В книге рассказывается история главного героя, который сталкивается с различными проблемами и препятствиями на протяжении всего своего путешествия. По пути он встречает множество второстепенных персонажей, которые играют важные роли в истории. Благодаря опыту главного героя книга исследует такие темы, как любовь, потеря, надежда и стойкость. По мере того, как главный герой преодолевает свои трудности, он усваивает ценные уроки жизни и растет как личность.
В книге рассказывается история главного героя, который сталкивается с различными проблемами и препятствиями на протяжении всего своего путешествия. По пути он встречает множество второстепенных персонажей, которые играют важные роли в истории. Благодаря опыту главного героя книга исследует такие темы, как любовь, потеря, надежда и стойкость. По мере того, как главный герой преодолевает свои трудности, он усваивает ценные уроки жизни и растет как личность.

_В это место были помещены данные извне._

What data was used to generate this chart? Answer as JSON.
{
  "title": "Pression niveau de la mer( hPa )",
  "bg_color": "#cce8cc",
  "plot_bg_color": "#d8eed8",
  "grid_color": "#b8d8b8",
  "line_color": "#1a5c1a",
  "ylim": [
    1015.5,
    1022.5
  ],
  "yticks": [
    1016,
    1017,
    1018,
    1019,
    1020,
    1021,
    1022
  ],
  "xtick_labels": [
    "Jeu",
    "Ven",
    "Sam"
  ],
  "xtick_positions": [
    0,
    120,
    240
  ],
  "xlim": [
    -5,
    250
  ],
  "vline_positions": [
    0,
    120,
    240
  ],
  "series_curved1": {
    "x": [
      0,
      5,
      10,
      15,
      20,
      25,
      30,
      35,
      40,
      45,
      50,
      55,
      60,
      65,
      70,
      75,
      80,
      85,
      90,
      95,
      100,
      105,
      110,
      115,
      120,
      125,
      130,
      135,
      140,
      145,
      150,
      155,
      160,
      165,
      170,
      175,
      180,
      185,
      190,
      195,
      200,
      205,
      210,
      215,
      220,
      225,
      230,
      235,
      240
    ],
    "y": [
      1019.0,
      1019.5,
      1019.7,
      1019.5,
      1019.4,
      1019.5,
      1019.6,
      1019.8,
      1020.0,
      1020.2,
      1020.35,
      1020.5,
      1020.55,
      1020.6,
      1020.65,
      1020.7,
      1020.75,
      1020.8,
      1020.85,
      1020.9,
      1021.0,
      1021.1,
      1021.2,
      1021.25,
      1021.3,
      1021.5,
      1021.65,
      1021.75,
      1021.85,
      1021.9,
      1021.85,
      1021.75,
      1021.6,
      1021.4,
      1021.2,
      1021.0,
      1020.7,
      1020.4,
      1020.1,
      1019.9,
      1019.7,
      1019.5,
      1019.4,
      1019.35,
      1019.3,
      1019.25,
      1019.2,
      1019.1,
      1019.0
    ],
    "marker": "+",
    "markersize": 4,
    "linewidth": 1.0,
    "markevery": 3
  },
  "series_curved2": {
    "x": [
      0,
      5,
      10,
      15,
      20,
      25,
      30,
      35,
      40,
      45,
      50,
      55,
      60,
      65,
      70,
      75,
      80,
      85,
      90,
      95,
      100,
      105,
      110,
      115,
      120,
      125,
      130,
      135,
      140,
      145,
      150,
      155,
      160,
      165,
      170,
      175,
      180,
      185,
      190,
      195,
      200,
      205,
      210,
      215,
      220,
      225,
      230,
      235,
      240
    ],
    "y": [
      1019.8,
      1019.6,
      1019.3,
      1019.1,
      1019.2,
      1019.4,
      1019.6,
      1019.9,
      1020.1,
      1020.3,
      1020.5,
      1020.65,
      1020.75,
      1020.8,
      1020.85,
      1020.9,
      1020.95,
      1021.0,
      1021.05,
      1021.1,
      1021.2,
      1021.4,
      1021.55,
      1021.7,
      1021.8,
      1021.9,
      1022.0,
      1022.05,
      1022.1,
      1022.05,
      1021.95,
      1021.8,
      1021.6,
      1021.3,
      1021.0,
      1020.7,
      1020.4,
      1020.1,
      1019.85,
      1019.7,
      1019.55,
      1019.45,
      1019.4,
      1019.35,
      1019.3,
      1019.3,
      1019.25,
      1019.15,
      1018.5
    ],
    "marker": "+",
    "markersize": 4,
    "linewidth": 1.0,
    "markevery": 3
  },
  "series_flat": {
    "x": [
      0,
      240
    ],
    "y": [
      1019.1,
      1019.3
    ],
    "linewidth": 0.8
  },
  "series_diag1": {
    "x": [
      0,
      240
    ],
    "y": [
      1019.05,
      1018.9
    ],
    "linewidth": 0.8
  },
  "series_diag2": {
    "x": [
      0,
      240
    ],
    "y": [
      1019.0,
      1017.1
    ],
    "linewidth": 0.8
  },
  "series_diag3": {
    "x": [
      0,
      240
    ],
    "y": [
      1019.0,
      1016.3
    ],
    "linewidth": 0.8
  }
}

В 1-й том Собрания сочинений Ванды Василевской вошли её первые произведения — повесть «Облик дня», отразившая беспросветное существование трудящихся в буржуазной Польше и высокое мужество, проявляемое рабочими в борьбе против эксплуатации, и роман «Родина», рассказывающий историю жизни батрака Кржисяка, жизни, в которой всё подавлено борьбой с голодом и холодом, бесправным трудом на помещика.Содержание:Е. Усиевич. Ванда Василевская. (Критико-биографический очерк).Облик дня. (Повесть).Родина. (Роман).
В 7 том вошли два романа: «Неоконченный портрет» — о жизни и деятельности тридцать второго президента США Франклина Д. Рузвельта и «Нюрнбергские призраки», рассказывающий о главарях фашистской Германии, пытающихся сохранить остатки партийного аппарата нацистов в первые месяцы капитуляции…
«Тысячи лет знаменитейшие, малоизвестные и совсем безымянные философы самых разных направлений и школ ломают свои мудрые головы над вечно влекущим вопросом: что есть на земле человек?Одни, добросовестно принимая это двуногое существо за вершину творения, обнаруживают в нем светочь разума, сосуд благородства, средоточие как мелких, будничных, повседневных, так и высших, возвышенных добродетелей, каких не встречается и не может встретиться в обездушенном, бездуховном царстве природы, и с таким утверждением можно было бы согласиться, если бы не оставалось несколько непонятным, из каких мутных источников проистекают бесчеловечные пытки, костры инквизиции, избиения невинных младенцев, истребления целых народов, городов и цивилизаций, ныне погребенных под зыбучими песками безводных пустынь или под запорошенными пеплом обломками собственных башен и стен…».
В чём причины нелюбви к Россиии западноевропейского этносообщества, включающего его продукты в Северной Америке, Австралии и пр? Причём неприятие это отнюдь не началось с СССР – но имеет тысячелетние корни. И дело конечно не в одном, обычном для любого этноса, национализме – к народам, например, Финляндии, Венгрии или прибалтийских государств отношение куда как более терпимое. Может быть дело в несносном (для иных) менталитете российских ( в основе русских) – но, допустим, индусы не столь категоричны.